The lyrics made James think of his young wife and child, and he could neither hold back the tears nor keep quiet about his great sacrifice for them. The judges called it an "emotionally perfect" performance, with a "weird kind of James Durbin pitchiness." Not sure about that "perfect" part, but Hear! Hear! on the Durbin brand of pitchiness. It's starting to sound intentional and therefore sort of neat.
Jacob reformed himself with a stellar version of the Everly Brothers' "Love Hurts." He got low and intense at all the right phrases, and did not gyrate at all. Sir Anthony Hopkins surfaced mysteriously in the audience just at the performance's close. Let it be said that the Gallant Sir Knight's appearance on Idol is a sign of whimsical things to come, for the world. The judges approved of Jacob tackling rock & roll ("In it to win it"), and while Ryan shouted out the numbers to dial, Jacob smiled in a way that indicated someone backstage told him he needs to smile more. It was sort of scary, and hopefully that person will tell Jacob to tone it down for next time.
For her oldie, Lauren chose "Unchained Melody," by the Righteous Brothers, which she said was her parents' song. Didn't she once say "Don't Want to Miss a Thing," by Aerosmith, was her parents' song? Makes us all wonder how young her parents must be. In any event, Lauren clearly does well with whatever stands in as her parents' song in the moment, because this was a knockout along the lines of her Aerosmith trump during audition time. The judges were so moved they simply refused to judge.
Scotty returned to his Puritan roots for Brenda Lee's (and Elvis', and Willie's, etc.) "Always on My Mind" – all eyebrows, smoldering gaze and hyper-country voice. In her aside, Sheryl confessed to loving this Scotty. "I live in Nashville, and I can't wait for him to move there and have a big singing career that I can sort of worm my way around." Probably Scotty will actually worm his way around Sheryl's already big singing career. Also, if Sheryl loves Scotty so much, where was her "Scotty Is a Hottie" sign?
Haley took the stage last with the biggest mistake to correct – taking a risk. For her repentance, she sang "The House of the Rising Sun," by the Animals, which Sheryl promised would be an interpretation unlike any we've heard before. If you hadn't heard any but the Animals' interpretation, that's definitely true. First of all, Haley is a girl.

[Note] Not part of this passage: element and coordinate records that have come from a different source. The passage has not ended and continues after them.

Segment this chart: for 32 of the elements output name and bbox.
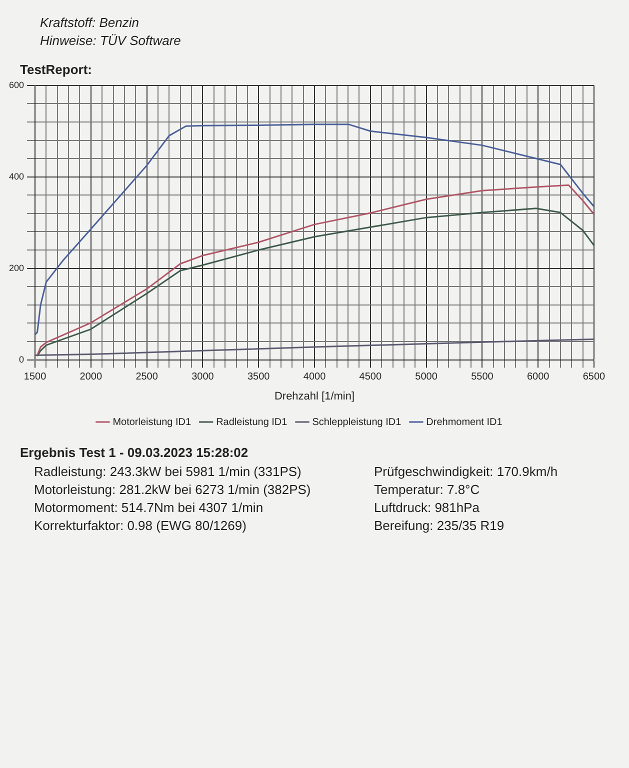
x-tick-label: 3500 bbox=[247, 372, 270, 383]
text: Bereifung: 235/35 R19 bbox=[374, 518, 506, 533]
chart-title: TestReport: bbox=[19, 61, 93, 77]
x-tick-label: 4500 bbox=[359, 372, 382, 383]
text: Radleistung: 243.3kW bei 5981 1/min (331PS) bbox=[34, 464, 302, 479]
x-tick-label: 1500 bbox=[24, 372, 47, 383]
text: Korrekturfaktor: 0.98 (EWG 80/1269) bbox=[34, 518, 248, 533]
x-tick-label: 3000 bbox=[192, 372, 214, 383]
x-tick-label: 6000 bbox=[526, 372, 550, 383]
text: Motorleistung: 281.2kW bei 6273 1/min (382PS) bbox=[34, 482, 312, 497]
x-tick-label: 2500 bbox=[136, 372, 158, 383]
legend-label: Drehmoment ID1 bbox=[426, 416, 503, 428]
text: Ergebnis Test 1 - 09.03.2023 15:28:02 bbox=[20, 445, 250, 460]
x-axis-title: Drehzahl [1/min] bbox=[274, 390, 355, 402]
text: Temperatur: 7.8°C bbox=[374, 482, 481, 497]
y-tick-label: 200 bbox=[8, 262, 24, 273]
text: Luftdruck: 981hPa bbox=[374, 500, 481, 515]
legend-label: Radleistung ID1 bbox=[216, 416, 288, 428]
legend-label: Schleppleistung ID1 bbox=[312, 416, 402, 428]
y-tick-label: 600 bbox=[8, 80, 24, 90]
text: Motormoment: 514.7Nm bei 4307 1/min bbox=[34, 500, 264, 515]
x-tick-label: 2000 bbox=[80, 372, 102, 383]
y-tick-label: 0 bbox=[19, 354, 24, 364]
x-tick-label: 4000 bbox=[303, 372, 326, 383]
x-tick-label: 6500 bbox=[582, 372, 606, 383]
x-tick-label: 5000 bbox=[415, 372, 438, 383]
text: Kraftstoff: Benzin bbox=[40, 14, 140, 32]
y-tick-label: 400 bbox=[8, 171, 24, 182]
text: Prüfgeschwindigkeit: 170.9km/h bbox=[374, 464, 559, 479]
x-tick-label: 5500 bbox=[471, 372, 494, 383]
text: Hinweise: TÜV Software bbox=[40, 32, 182, 50]
legend-label: Motorleistung ID1 bbox=[112, 416, 192, 428]
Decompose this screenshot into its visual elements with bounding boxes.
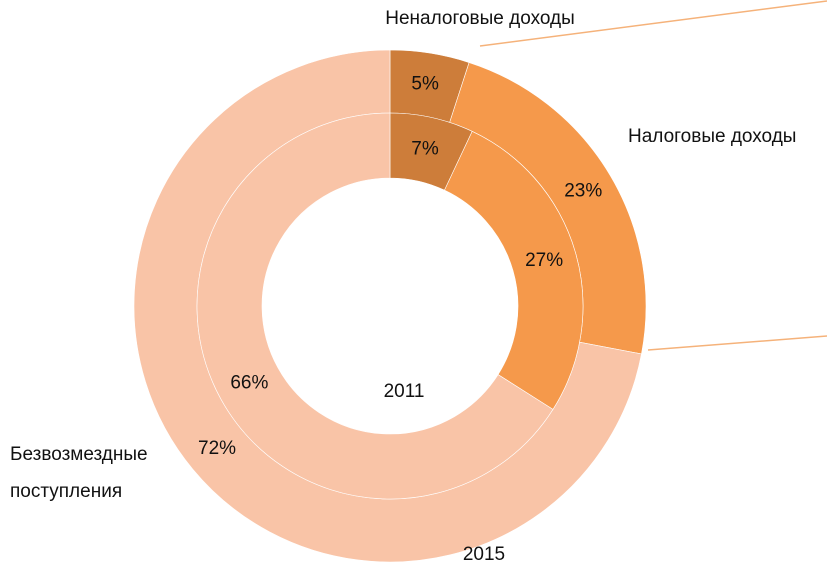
value-label: 23% (564, 181, 602, 202)
value-label: 27% (525, 250, 563, 271)
donut-segment (196, 112, 554, 500)
value-label: 7% (411, 138, 439, 159)
category-label: Безвозмездные поступления (10, 444, 148, 502)
leader-line (479, 0, 827, 47)
value-label: 66% (230, 372, 268, 393)
category-label: Неналоговые доходы (385, 8, 575, 29)
value-label: 5% (411, 73, 439, 94)
rings (133, 49, 647, 563)
category-label: Налоговые доходы (628, 126, 797, 147)
value-label: 72% (198, 438, 236, 459)
outer-ring-label: 2015 (463, 544, 505, 565)
donut-segment (444, 130, 584, 410)
inner-ring-label: 2011 (384, 381, 425, 402)
leader-line (647, 335, 827, 351)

Second, an angry girl. In Haley's version, the House of the Rising Sun is a place so full of abuse and puppy killing and who knows what else, the only thing to do is curse it. She growled and shouted certain words strategically, all of which highlighted how tempered Haley's become with her growls and shouting. It was like re-meeting a teenager and noticing all at once how much she's grown. The judges called it the "performance of the night." We call it her performance of the season. This one, ladies and gentleman, is in it to maybe actually win it.